Tactically the clash is stark. Steve Clarke’s Scotland is a 3-4-2-1 team built on set-piece scoring, McTominay’s late runs, and Robertson-driven overloads down the left. They will defend in a 5-4-1 and look to win the moments rather than dominate possession. Migné’s Haiti is a 4-2-3-1 that compresses into a mid-low block, defends compactly, and breaks vertically through Bellegarde to Isidor in transition. The most likely game-state is Scotland slowly establishing territorial dominance, Haiti absorbing pressure, and the match turning on either a set piece (Scotland’s bread-and-butter) or a single moment of transition quality from Bellegarde or Nazon.

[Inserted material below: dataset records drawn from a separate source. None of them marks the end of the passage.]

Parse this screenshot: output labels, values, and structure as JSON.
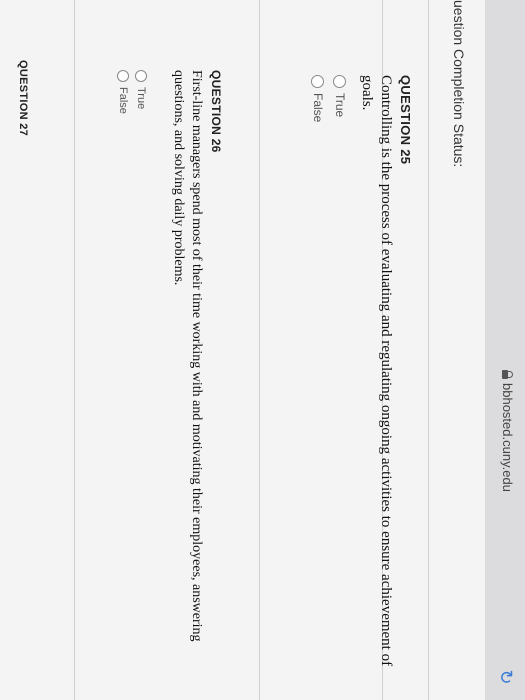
{
  "browser": {
    "url": "bbhosted.cuny.edu"
  },
  "header": {
    "status_label": "uestion Completion Status:"
  },
  "questions": [
    {
      "title": "QUESTION 25",
      "text_line1": "Controlling is the process of evaluating and regulating ongoing activities to ensure achievement of",
      "text_line2": "goals.",
      "options": [
        "True",
        "False"
      ]
    },
    {
      "title": "QUESTION 26",
      "text_line1": "First-line managers spend most of their time working with and motivating their employees, answering",
      "text_line2": "questions, and solving daily problems.",
      "options": [
        "True",
        "False"
      ]
    },
    {
      "title": "QUESTION 27"
    }
  ]
}
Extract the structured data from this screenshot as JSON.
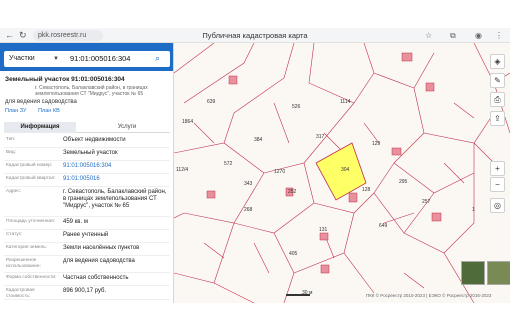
{
  "browser": {
    "url": "pkk.rosreestr.ru",
    "page_title": "Публичная кадастровая карта"
  },
  "search": {
    "type_label": "Участки",
    "value": "91:01:005016:304"
  },
  "object": {
    "title": "Земельный участок 91:01:005016:304",
    "address_note": "г. Севастополь, Балаклавский район, в границах землепользования СТ \"Мидрус\", участок № 65",
    "use": "для ведения садоводства",
    "links": [
      "План ЗУ",
      "План КВ"
    ]
  },
  "tabs": {
    "info": "Информация",
    "services": "Услуги"
  },
  "info_rows": [
    {
      "label": "Тип:",
      "value": "Объект недвижимости",
      "link": false
    },
    {
      "label": "Вид:",
      "value": "Земельный участок",
      "link": false
    },
    {
      "label": "Кадастровый номер:",
      "value": "91:01:005016:304",
      "link": true
    },
    {
      "label": "Кадастровый квартал:",
      "value": "91:01:005016",
      "link": true
    },
    {
      "label": "Адрес:",
      "value": "г. Севастополь, Балаклавский район, в границах землепользования СТ \"Мидрус\", участок № 65",
      "link": false
    },
    {
      "label": "Площадь уточненная:",
      "value": "459 кв. м",
      "link": false
    },
    {
      "label": "Статус:",
      "value": "Ранее учтенный",
      "link": false
    },
    {
      "label": "Категория земель:",
      "value": "Земли населённых пунктов",
      "link": false
    },
    {
      "label": "Разрешенное использование:",
      "value": "для ведения садоводства",
      "link": false
    },
    {
      "label": "Форма собственности:",
      "value": "Частная собственность",
      "link": false
    },
    {
      "label": "Кадастровая стоимость:",
      "value": "896 900,17 руб.",
      "link": false
    }
  ],
  "map": {
    "parcel_labels": [
      "639",
      "1114",
      "526",
      "317",
      "304",
      "1864",
      "384",
      "129",
      "572",
      "1270",
      "112/4",
      "343",
      "268",
      "128",
      "295",
      "252",
      "257",
      "405",
      "131",
      "649",
      "1"
    ],
    "scale_text": "30 м",
    "attribution": "ПКК © Росреестр 2010-2023 | ЕЭКО © Росреестр 2016-2023",
    "selected_color": "#ffff66",
    "boundary_color": "#c0304a",
    "building_color": "#e8909b"
  }
}
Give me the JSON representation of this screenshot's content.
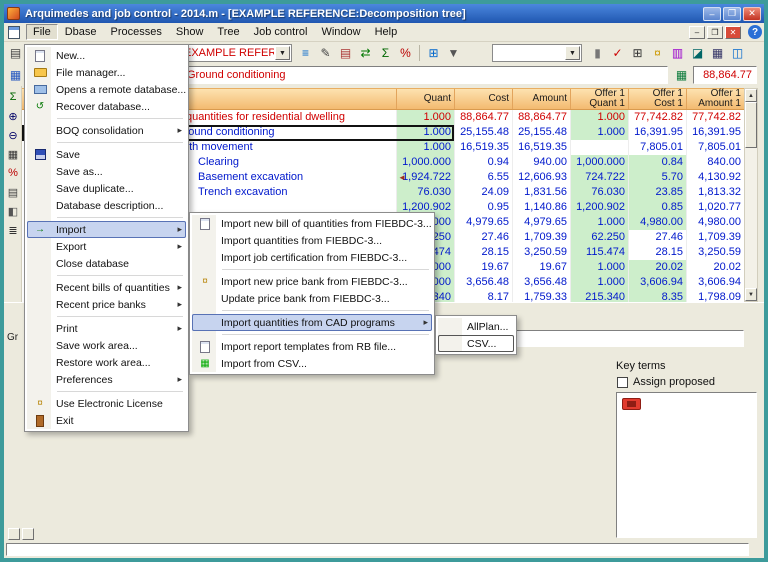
{
  "window": {
    "title": "Arquimedes and job control - 2014.m - [EXAMPLE REFERENCE:Decomposition tree]",
    "controls": {
      "minimize": "–",
      "maximize": "❐",
      "close": "✕",
      "help": "?"
    }
  },
  "menubar": [
    "File",
    "Dbase",
    "Processes",
    "Show",
    "Tree",
    "Job control",
    "Window",
    "Help"
  ],
  "toolbar": {
    "reference_value": "EXAMPLE REFERENCE",
    "summary_value": "Ground conditioning",
    "total_value": "88,864.77"
  },
  "table": {
    "headers": {
      "quant": "Quant",
      "cost": "Cost",
      "amount": "Amount",
      "offer_quant_1": "Offer 1",
      "offer_quant_2": "Quant 1",
      "offer_cost_1": "Offer 1",
      "offer_cost_2": "Cost 1",
      "offer_amount_1": "Offer 1",
      "offer_amount_2": "Amount 1"
    },
    "rows": [
      {
        "summary": "Bill of quantities for residential dwelling",
        "quant": "1.000",
        "cost": "88,864.77",
        "amount": "88,864.77",
        "oquant": "1.000",
        "ocost": "77,742.82",
        "oamount": "77,742.82"
      },
      {
        "summary": "Ground conditioning",
        "quant": "1.000",
        "cost": "25,155.48",
        "amount": "25,155.48",
        "oquant": "1.000",
        "ocost": "16,391.95",
        "oamount": "16,391.95"
      },
      {
        "summary": "Earth movement",
        "quant": "1.000",
        "cost": "16,519.35",
        "amount": "16,519.35",
        "oquant": "",
        "ocost": "7,805.01",
        "oamount": "7,805.01"
      },
      {
        "summary": "Clearing",
        "quant": "1,000.000",
        "cost": "0.94",
        "amount": "940.00",
        "oquant": "1,000.000",
        "ocost": "0.84",
        "oamount": "840.00"
      },
      {
        "summary": "Basement excavation",
        "marker": "◄",
        "quant": "1,924.722",
        "cost": "6.55",
        "amount": "12,606.93",
        "oquant": "724.722",
        "ocost": "5.70",
        "oamount": "4,130.92"
      },
      {
        "summary": "Trench excavation",
        "quant": "76.030",
        "cost": "24.09",
        "amount": "1,831.56",
        "oquant": "76.030",
        "ocost": "23.85",
        "oamount": "1,813.32"
      },
      {
        "summary": "",
        "quant": "1,200.902",
        "cost": "0.95",
        "amount": "1,140.86",
        "oquant": "1,200.902",
        "ocost": "0.85",
        "oamount": "1,020.77"
      },
      {
        "summary": "",
        "quant": "1.000",
        "cost": "4,979.65",
        "amount": "4,979.65",
        "oquant": "1.000",
        "ocost": "4,980.00",
        "oamount": "4,980.00"
      },
      {
        "summary": "",
        "quant": "62.250",
        "cost": "27.46",
        "amount": "1,709.39",
        "oquant": "62.250",
        "ocost": "27.46",
        "oamount": "1,709.39"
      },
      {
        "summary": "",
        "quant": "115.474",
        "cost": "28.15",
        "amount": "3,250.59",
        "oquant": "115.474",
        "ocost": "28.15",
        "oamount": "3,250.59"
      },
      {
        "summary": "",
        "quant": "1.000",
        "cost": "19.67",
        "amount": "19.67",
        "oquant": "1.000",
        "ocost": "20.02",
        "oamount": "20.02"
      },
      {
        "summary": "",
        "quant": "1.000",
        "cost": "3,656.48",
        "amount": "3,656.48",
        "oquant": "1.000",
        "ocost": "3,606.94",
        "oamount": "3,606.94"
      },
      {
        "summary": "",
        "quant": "215.340",
        "cost": "8.17",
        "amount": "1,759.33",
        "oquant": "215.340",
        "ocost": "8.35",
        "oamount": "1,798.09"
      }
    ]
  },
  "menus": {
    "file": [
      "New...",
      "File manager...",
      "Opens a remote database...",
      "Recover database...",
      "BOQ consolidation",
      "Save",
      "Save as...",
      "Save duplicate...",
      "Database description...",
      "Import",
      "Export",
      "Close database",
      "Recent bills of quantities",
      "Recent price banks",
      "Print",
      "Save work area...",
      "Restore work area...",
      "Preferences",
      "Use Electronic License",
      "Exit"
    ],
    "import": [
      "Import new bill of quantities from FIEBDC-3...",
      "Import quantities from FIEBDC-3...",
      "Import job certification from FIEBDC-3...",
      "Import new price bank from FIEBDC-3...",
      "Update price bank from FIEBDC-3...",
      "Import quantities from CAD programs",
      "Import report templates from RB file...",
      "Import from CSV..."
    ],
    "cad": [
      "AllPlan...",
      "CSV..."
    ]
  },
  "lower": {
    "key_terms_label": "Key terms",
    "assign_proposed_label": "Assign proposed",
    "gr_label": "Gr"
  },
  "icons": {
    "printer": "▤",
    "preview": "◫",
    "pages": "▥",
    "new_doc": "□",
    "save": "▣",
    "hierarchy": "≡",
    "edit": "✎",
    "swap": "⇄",
    "sum": "Σ",
    "percent": "%",
    "grid_plus": "⊞",
    "filter": "▼",
    "usb": "▮",
    "check": "✓",
    "calculator": "⊞",
    "coins": "¤",
    "book": "▥",
    "chart": "◪",
    "grid": "▦",
    "window": "◫",
    "zoom_in": "⊕",
    "zoom_out": "⊖",
    "columns": "▦",
    "lock": "◧",
    "rows_ic": "▤",
    "split": "◨",
    "list": "≣",
    "up": "▲",
    "down": "▼",
    "recover": "↺",
    "import_arrow": "→",
    "license": "¤",
    "csv": "▦",
    "bank": "¤",
    "sum_grid": "▦",
    "grid_blue": "▦"
  },
  "colors": {
    "red_text": "#cf0000",
    "blue_text": "#0018cc",
    "green_cell": "#cdeecb",
    "header_orange": "#f3ba70",
    "title_blue": "#2f66c4",
    "window_border_teal": "#3d9b9b",
    "menu_highlight": "#c7d4ef",
    "tag_red": "#e23b2e"
  }
}
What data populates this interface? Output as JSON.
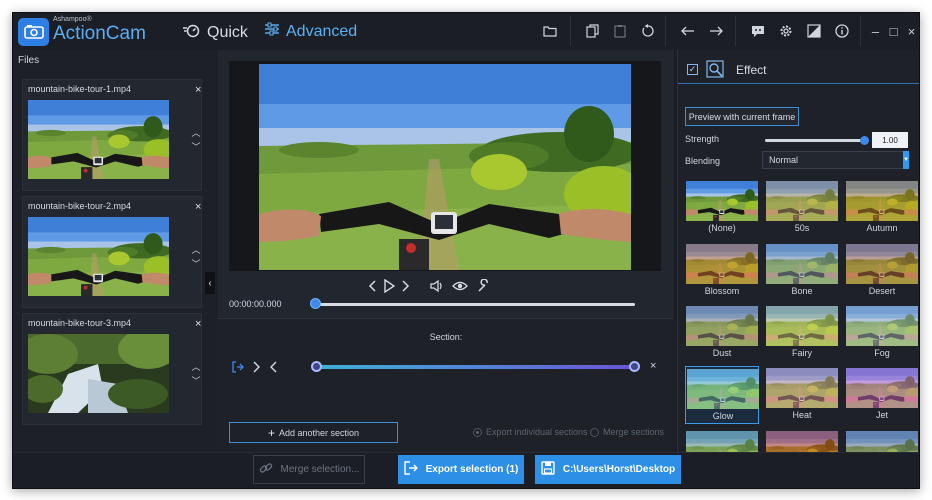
{
  "app": {
    "vendor": "Ashampoo®",
    "name": "ActionCam",
    "modes": [
      {
        "label": "Quick",
        "icon": "stopwatch-icon"
      },
      {
        "label": "Advanced",
        "icon": "sliders-icon"
      }
    ],
    "toolbar_icons": [
      "folder-open-icon",
      "copy-icon",
      "paste-icon",
      "reset-icon",
      "undo-icon",
      "redo-icon",
      "feedback-icon",
      "gear-icon",
      "compare-icon",
      "info-icon"
    ],
    "window_controls": {
      "minimize": "–",
      "maximize": "□",
      "close": "×"
    }
  },
  "files": {
    "title": "Files",
    "items": [
      {
        "name": "mountain-bike-tour-1.mp4",
        "close": "×",
        "up": "︿",
        "down": "﹀"
      },
      {
        "name": "mountain-bike-tour-2.mp4",
        "close": "×",
        "up": "︿",
        "down": "﹀"
      },
      {
        "name": "mountain-bike-tour-3.mp4",
        "close": "×",
        "up": "︿",
        "down": "﹀"
      }
    ],
    "collapse_glyph": "‹"
  },
  "player": {
    "timecode": "00:00:00.000",
    "position": 0.0,
    "controls": [
      "prev-frame-icon",
      "play-icon",
      "next-frame-icon",
      "volume-icon",
      "eye-icon",
      "wrench-icon"
    ]
  },
  "section": {
    "label": "Section:",
    "start": 0.0,
    "end": 1.0,
    "remove": "×",
    "add_label": "Add another section",
    "add_glyph": "+",
    "options": [
      {
        "label": "Export individual sections",
        "selected": true
      },
      {
        "label": "Merge sections",
        "selected": false
      }
    ]
  },
  "effect": {
    "title": "Effect",
    "enabled": true,
    "check_glyph": "✓",
    "preview_button": "Preview with current frame",
    "strength_label": "Strength",
    "strength_value": "1.00",
    "strength_level": 1.0,
    "blending_label": "Blending",
    "blending_value": "Normal",
    "presets": [
      {
        "name": "(None)",
        "tint": "none"
      },
      {
        "name": "50s",
        "tint": "#c9a46a"
      },
      {
        "name": "Autumn",
        "tint": "#d8901e"
      },
      {
        "name": "Blossom",
        "tint": "#e0762a"
      },
      {
        "name": "Bone",
        "tint": "#9aa7b4"
      },
      {
        "name": "Desert",
        "tint": "#c9703a"
      },
      {
        "name": "Dust",
        "tint": "#a89a86"
      },
      {
        "name": "Fairy",
        "tint": "#dcd47a"
      },
      {
        "name": "Fog",
        "tint": "#b8c7c9"
      },
      {
        "name": "Glow",
        "tint": "#7fd0c8"
      },
      {
        "name": "Heat",
        "tint": "#e8a0a0"
      },
      {
        "name": "Jet",
        "tint": "#e06ad0"
      },
      {
        "name": "",
        "tint": "#8ab07a"
      },
      {
        "name": "",
        "tint": "#e83a10"
      },
      {
        "name": "",
        "tint": "#8a8a8a"
      }
    ],
    "selected_preset": "Glow"
  },
  "bottom": {
    "merge_label": "Merge selection...",
    "export_label": "Export selection (1)",
    "path_label": "C:\\Users\\Horst\\Desktop"
  },
  "colors": {
    "accent": "#2d8fe6",
    "brand": "#5aaef5",
    "background": "#1b1e25"
  }
}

The individual battles are weighted toward Scotland. Andy Robertson, the Liverpool captain with 92 international caps, is the most experienced footballer in either squad. Scott McTominay arrives as a Serie A winner with Napoli. Billy Gilmour, also Napoli, is the squad’s most technically refined midfielder. On the Haiti side, Wilson Isidor — six Premier League goals at Sunderland this season, the team’s main attacking threat after switching allegiance from France in 2025 — and Jean-Ricner Bellegarde of Wolves are the only two players who match Scotland’s top-tier club pedigree.
Head-to-head: nothing. Scotland and Haiti have never played a senior international match in either country’s footballing history. They were both at the 1974 World Cup — Haiti in Group 4 with Italy, Poland, and Argentina; Scotland in Group 2 with Brazil, Yugoslavia, and Zaire — but they did not meet then either. That makes 13 June their first-ever encounter, with the additional emotional weight that the Boston area is home to one of the largest Haitian-American communities in the United States, and that Scotland’s diaspora in New England is significant enough to produce a genuinely split crowd. Boston/Gillette holds 65,000-plus for the tournament; the noise levels at kickoff will be the loudest of any non-host opener.
Group context: a Scotland win opens the door to a result against Morocco on 19 June (also at Gillette) that, combined, would be enough to advance from the group. A Haiti draw or win flips Group C upside-down, makes Scotland’s Morocco fixture a must-win, and makes Brazil-Morocco’s late-stage permutations significantly more complex. Either way, this is the match the rest of the group is built around.
Scotland 2-0 Haiti. McTominay scores from a set piece, Adams or Stewart adds a second. Haiti compete for 70 minutes before fitness gaps show.